Gesundheit

Erkältung schützt (kurzfristig) vor Grippe und umgekehrt

  • Dienstag, 17. Dezember 2019

Als im Frühjahr 2009 in Nordamerika die Influenza A(H1N1)2009 („Schweinegrippe“) ausbrach, rechneten die Experten damit, dass die Viren innerhalb der nächsten Monate mit Flugreisenden Europa erreichen. Dies war im Herbst auch der Fall. In allen europäischen Ländern stiegen die Erkrankungszahlen. In Frankreich und Schweden setzte die Epidemie allerdings mit einigen Wochen Verzögerung ein. In beiden Ländern litten in dieser Zeit viele Menschen unter Erkältungen. Erst als sie sich davon erholt hatten, erkrankten sie an der Grippe.

Schon damals wurde vermutet, dass die Rhinoviren in den Atemwegen den Influenza-Viren den Weg verbaut hatten. Pablo Murcia von der Universität Glasgow vergleicht dies mit der Konkurrenz von Löwen und Hyänen in der afrikanischen Serengeti. Beide Tierarten gehen sich bei der Jagd aus dem Weg. Das gleiche könnte auch für Viren gelten, die sich auf die Epithelien der Atemwege stürzen.

Der Forscher hat hierzu Labordaten des National Health Service aus den Jahren 2004 bis 2013 ausgewertet. In dieser Zeit waren 44.230 Rachenabstriche von 36.157 Patienten auf elf Arten von Atemwegsviren getestet worden. Insgesamt 35 % der Proben fielen positiv aus, aber nur 8 % waren mit mehr als einem Virustyp koinfiziert.

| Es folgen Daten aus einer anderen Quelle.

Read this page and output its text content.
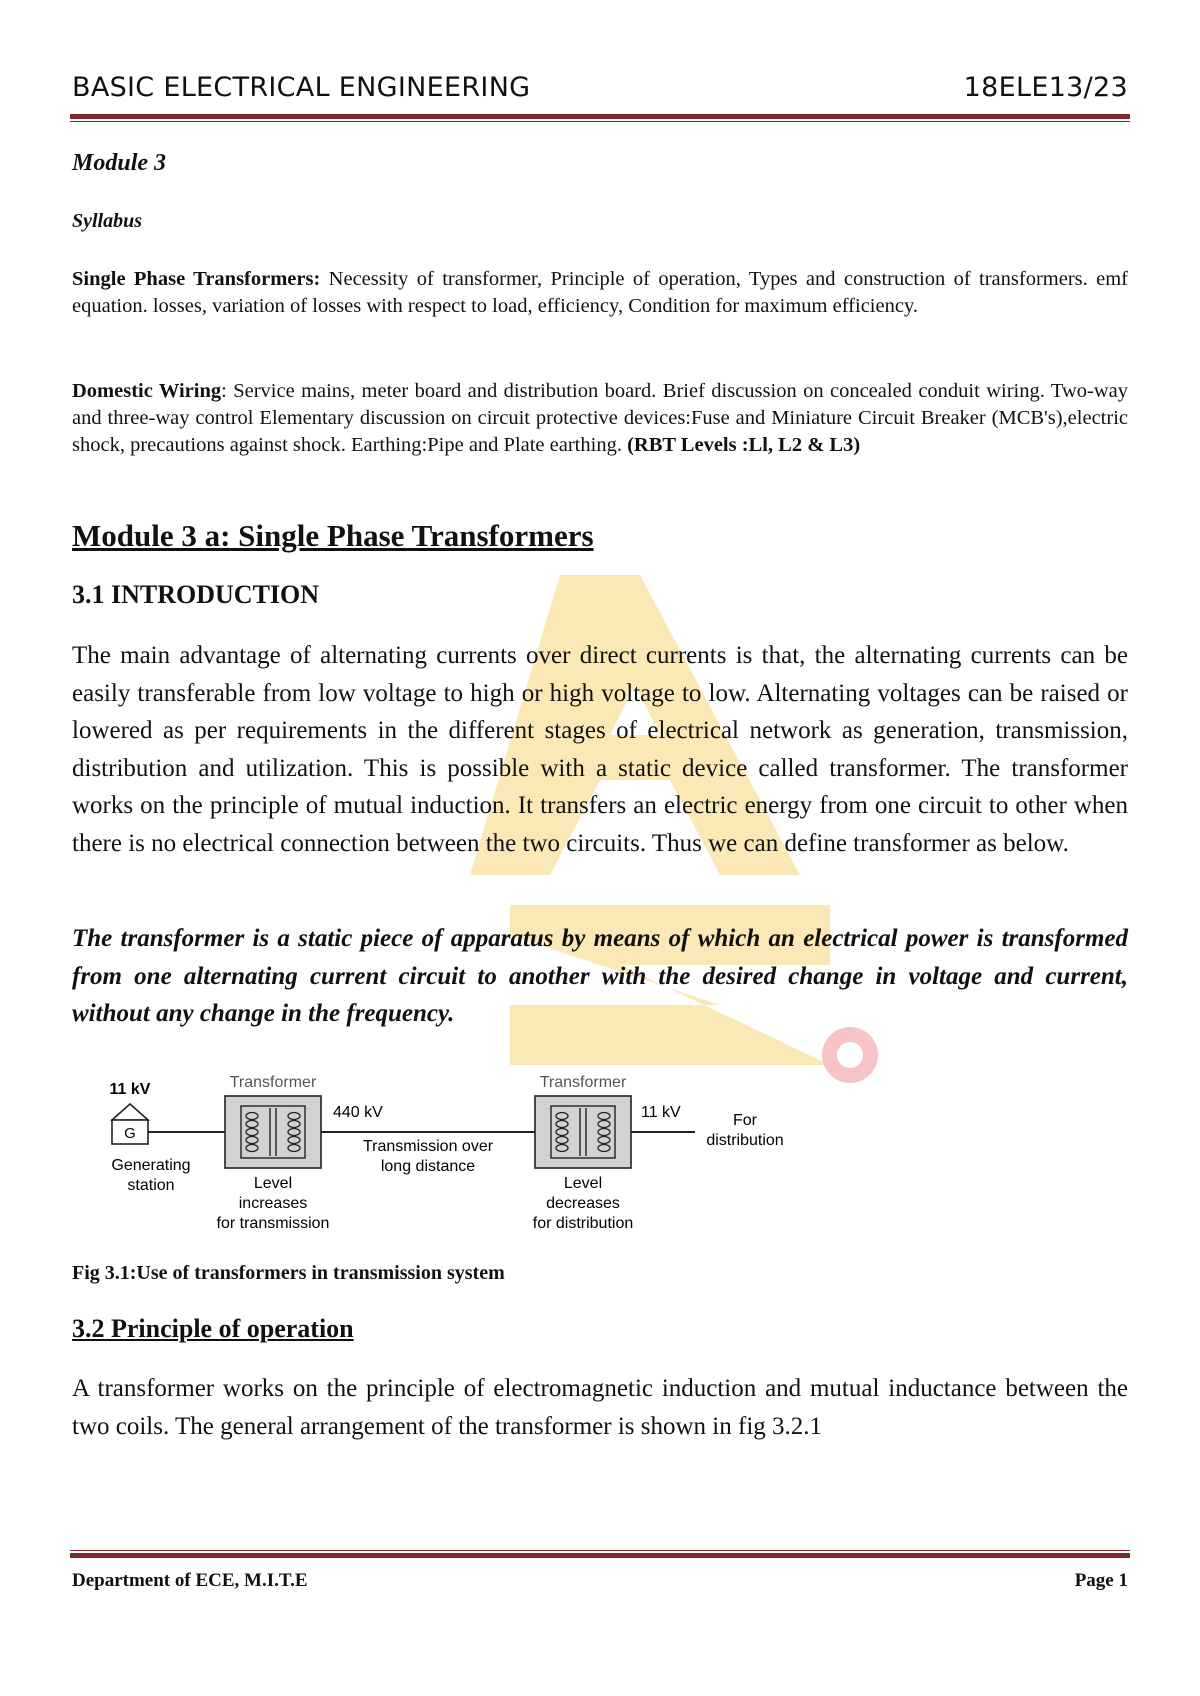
BASIC ELECTRICAL ENGINEERING	18ELE13/23
Module 3
Syllabus
Single Phase Transformers: Necessity of transformer, Principle of operation, Types and construction of transformers. emf equation. losses, variation of losses with respect to load, efficiency, Condition for maximum efficiency.
Domestic Wiring: Service mains, meter board and distribution board. Brief discussion on concealed conduit wiring. Two-way and three-way control Elementary discussion on circuit protective devices:Fuse and Miniature Circuit Breaker (MCB's),electric shock, precautions against shock. Earthing:Pipe and Plate earthing. (RBT Levels :Ll, L2 & L3)
Module 3 a: Single Phase Transformers
3.1 INTRODUCTION
The main advantage of alternating currents over direct currents is that, the alternating currents can be easily transferable from low voltage to high or high voltage to low. Alternating voltages can be raised or lowered as per requirements in the different stages of electrical network as generation, transmission, distribution and utilization. This is possible with a static device called transformer. The transformer works on the principle of mutual induction. It transfers an electric energy from one circuit to other when there is no electrical connection between the two circuits. Thus we can define transformer as below.
The transformer is a static piece of apparatus by means of which an electrical power is transformed from one alternating current circuit to another with the desired change in voltage and current, without any change in the frequency.
11 kV
G
Generating
station
Transformer
Level
increases
for transmission
440 kV
Transmission over
long distance
Transformer
Level
decreases
for distribution
11 kV	For
distribution
Fig 3.1:Use of transformers in transmission system
3.2 Principle of operation
A transformer works on the principle of electromagnetic induction and mutual inductance between the two coils. The general arrangement of the transformer is shown in fig 3.2.1
Department of ECE, M.I.T.E	Page 1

Zwischen Influenza A-Viren und Rhinoviren entdeckten die Forscher eine auffällige Wechselwirkung. Wenn eins der beiden Viren sich ausbreitete, zog sich das andere zurück. Dies war sowohl auf der Bevölkerungsebene als auch auf den einzelnen Patienten nachweisbar. Patienten mit Influenza A hatten eine um 73 % geringere Wahrscheinlichkeit, auch mit einem Rhinovirus infiziert zu sein, als Patienten, die mit den anderen Virustypen infiziert waren.

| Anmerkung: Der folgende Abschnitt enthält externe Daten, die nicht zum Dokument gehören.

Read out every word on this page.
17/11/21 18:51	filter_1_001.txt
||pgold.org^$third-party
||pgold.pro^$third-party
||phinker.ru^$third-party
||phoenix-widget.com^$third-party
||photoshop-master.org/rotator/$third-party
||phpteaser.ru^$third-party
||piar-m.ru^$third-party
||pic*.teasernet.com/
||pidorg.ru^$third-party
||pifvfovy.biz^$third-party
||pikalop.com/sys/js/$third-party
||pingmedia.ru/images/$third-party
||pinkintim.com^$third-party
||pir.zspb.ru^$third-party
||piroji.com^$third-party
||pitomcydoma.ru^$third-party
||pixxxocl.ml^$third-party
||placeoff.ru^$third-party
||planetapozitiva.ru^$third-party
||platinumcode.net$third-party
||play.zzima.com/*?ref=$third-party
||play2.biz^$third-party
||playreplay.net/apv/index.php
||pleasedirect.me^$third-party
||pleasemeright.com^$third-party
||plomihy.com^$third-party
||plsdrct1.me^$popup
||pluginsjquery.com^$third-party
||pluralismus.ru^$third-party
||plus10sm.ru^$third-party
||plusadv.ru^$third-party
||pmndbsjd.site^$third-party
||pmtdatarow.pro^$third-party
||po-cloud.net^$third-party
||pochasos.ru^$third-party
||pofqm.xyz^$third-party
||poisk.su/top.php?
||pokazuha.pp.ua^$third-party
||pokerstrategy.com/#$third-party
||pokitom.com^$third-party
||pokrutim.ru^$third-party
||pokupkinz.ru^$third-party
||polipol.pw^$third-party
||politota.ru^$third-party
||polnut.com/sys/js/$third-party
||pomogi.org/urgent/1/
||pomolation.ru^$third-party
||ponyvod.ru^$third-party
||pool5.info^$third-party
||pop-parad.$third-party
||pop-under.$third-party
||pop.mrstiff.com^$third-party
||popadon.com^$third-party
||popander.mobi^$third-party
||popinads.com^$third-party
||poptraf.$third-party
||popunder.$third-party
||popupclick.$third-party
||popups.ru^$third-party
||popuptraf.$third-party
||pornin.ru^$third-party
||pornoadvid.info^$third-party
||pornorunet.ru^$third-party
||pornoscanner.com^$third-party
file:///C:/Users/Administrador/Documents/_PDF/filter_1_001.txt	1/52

Die negative Interaktion ist laut Murcia weniger darauf zurückzuführen, dass die Grippeviren alle Epithelzellen zerstört haben und für die Rhinoviren keine Angriffspunkte mehr vorhanden waren. Seine Berechnungen zeigen, dass es nach einer Influenza-Infektion zu einer „refraktären“ Periode kommt, in der die Atemwege nicht von anderen Viren infiziert werden können. Diese Verzögerung lässt sich am ehesten mit einer Reaktion des unspezifischen Immunsystems erklären, das durch die Bildung von Interferonen kurzfristig einen Infektionsschutz aufbaut. Insofern ist das Bild mit den Löwen und Hyänen nicht ganz passend.

Die Erkenntnisse könnten am ehesten für die Vorhersage von Epidemien genutzt werden. Nach den Erfahrungen von 2009 würde eine prophylaktische Infektion mit Rhinoviren wohl nur einen vorübergehenden Schutz bietet.

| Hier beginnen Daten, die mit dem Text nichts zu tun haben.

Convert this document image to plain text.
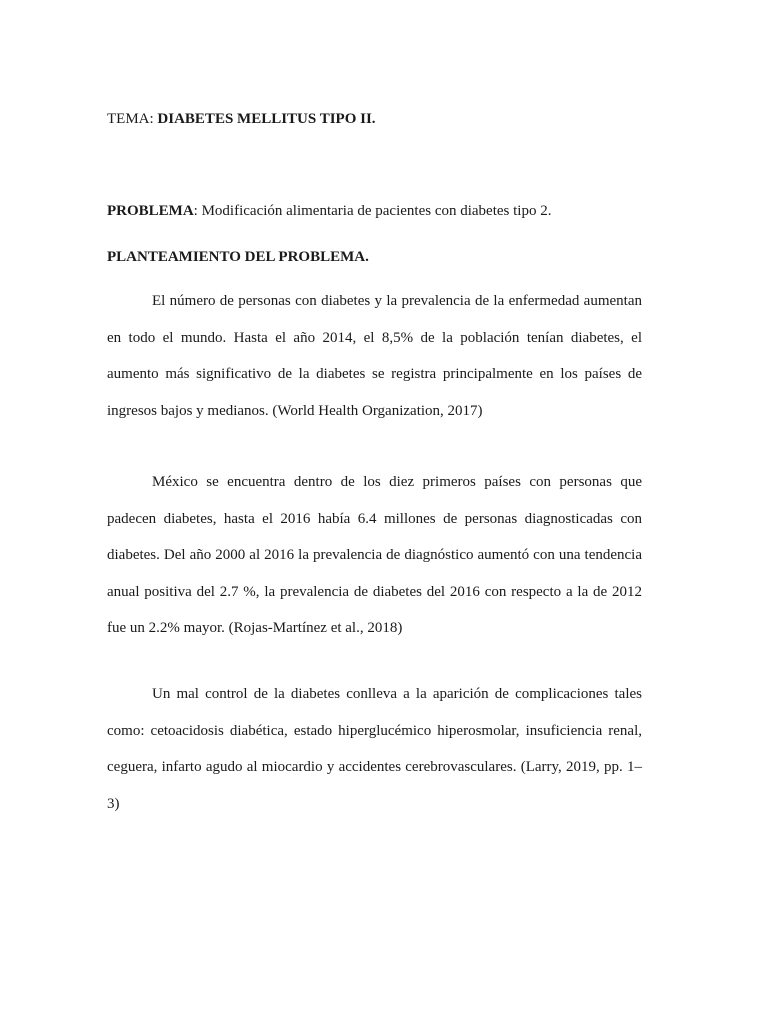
TEMA: DIABETES MELLITUS TIPO II.
PROBLEMA: Modificación alimentaria de pacientes con diabetes tipo 2.
PLANTEAMIENTO DEL PROBLEMA.

El número de personas con diabetes y la prevalencia de la enfermedad aumentan en todo el mundo. Hasta el año 2014, el 8,5% de la población tenían diabetes, el aumento más significativo de la diabetes se registra principalmente en los países de ingresos bajos y medianos. (World Health Organization, 2017)

México se encuentra dentro de los diez primeros países con personas que padecen diabetes, hasta el 2016 había 6.4 millones de personas diagnosticadas con diabetes. Del año 2000 al 2016 la prevalencia de diagnóstico aumentó con una tendencia anual positiva del 2.7 %, la prevalencia de diabetes del 2016 con respecto a la de 2012 fue un 2.2% mayor. (Rojas-Martínez et al., 2018)

Un mal control de la diabetes conlleva a la aparición de complicaciones tales como: cetoacidosis diabética, estado hiperglucémico hiperosmolar, insuficiencia renal, ceguera, infarto agudo al miocardio y accidentes cerebrovasculares. (Larry, 2019, pp. 1–3)
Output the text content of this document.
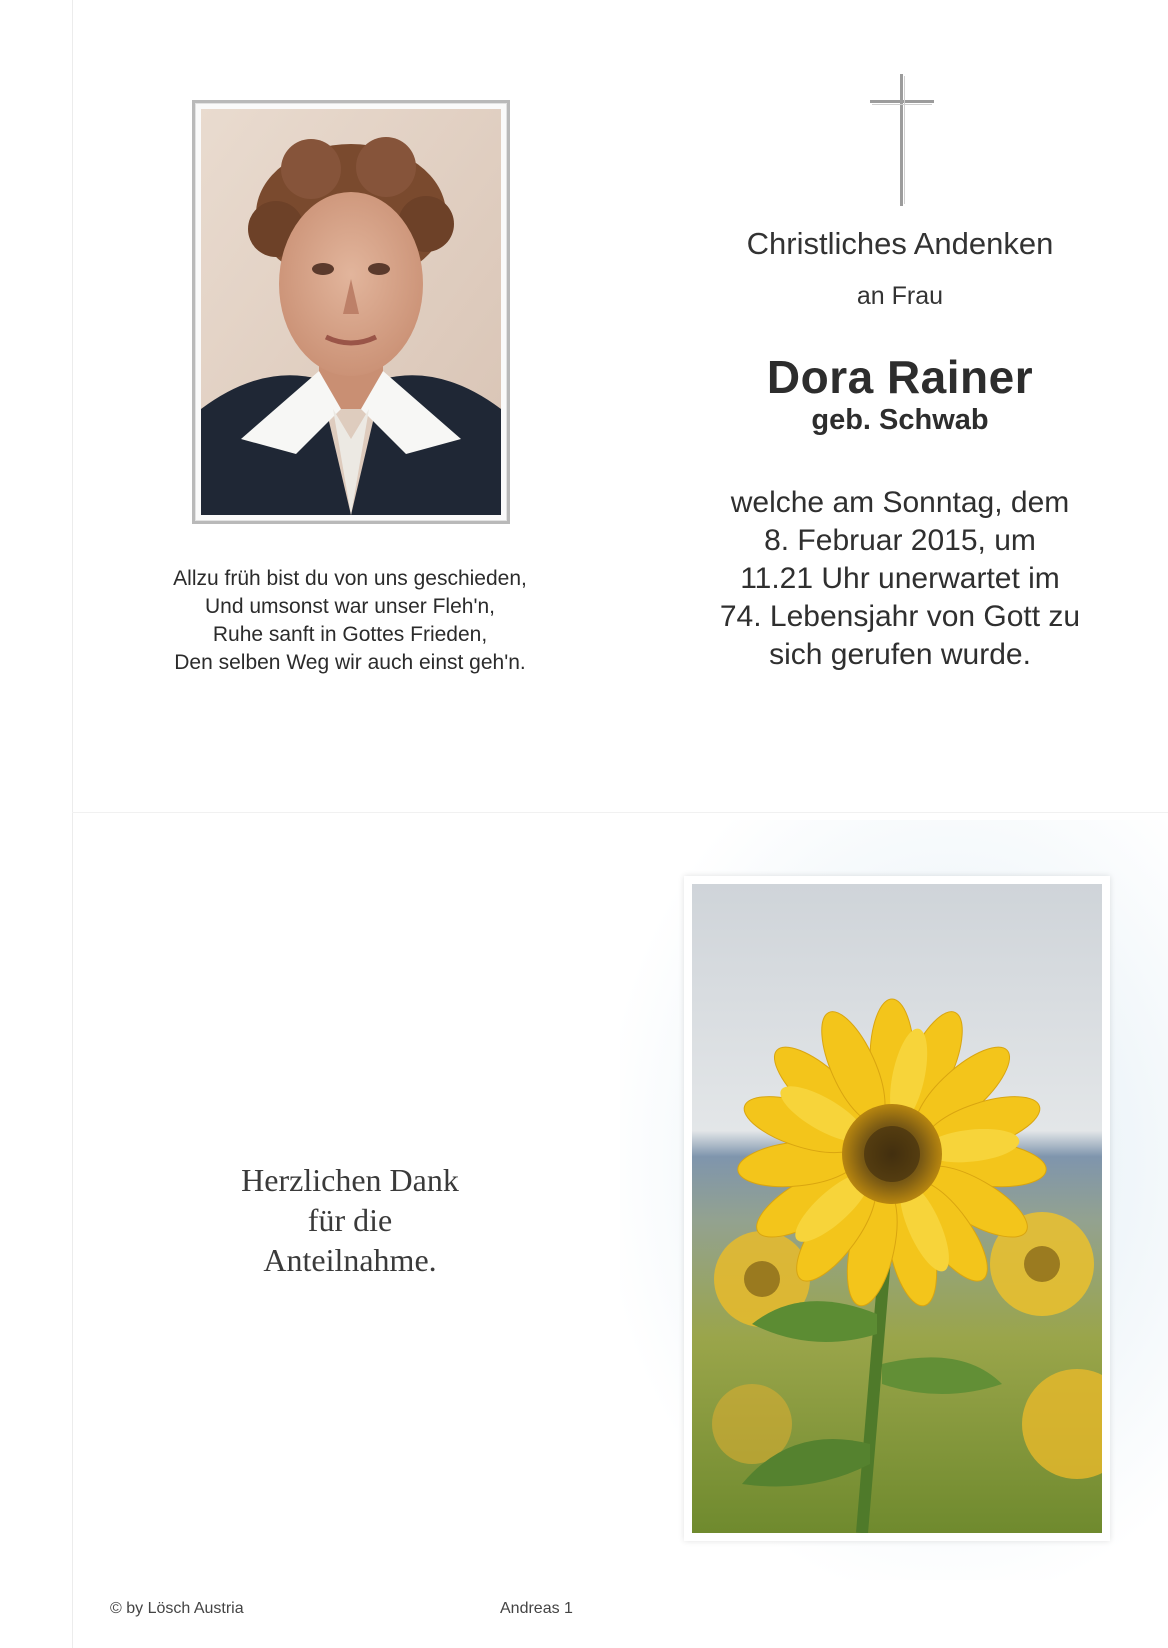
Allzu früh bist du von uns geschieden,
Und umsonst war unser Fleh'n,
Ruhe sanft in Gottes Frieden,
Den selben Weg wir auch einst geh'n.
Christliches Andenken
an Frau
Dora Rainer
geb. Schwab
welche am Sonntag, dem
8. Februar 2015, um
11.21 Uhr unerwartet im
74. Lebensjahr von Gott zu
sich gerufen wurde.
Herzlichen Dank
für die
Anteilnahme.
© by Lösch Austria	Andreas 1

Die Medizin kennt übrigens auch positive Interaktionen. Am bekanntesten ist das erhöhte Risiko auf Pneumokokken-Infektionen im Anschluss an eine Grippe. Hier eröffnet die Zerstörung der Epithelien den Bakterien die Möglichkeit, tiefer liegende Strukturen anzugreifen. Die anschließende Pneumonie ist für die meisten Todesfälle von Grippe-Patienten verantwortlich.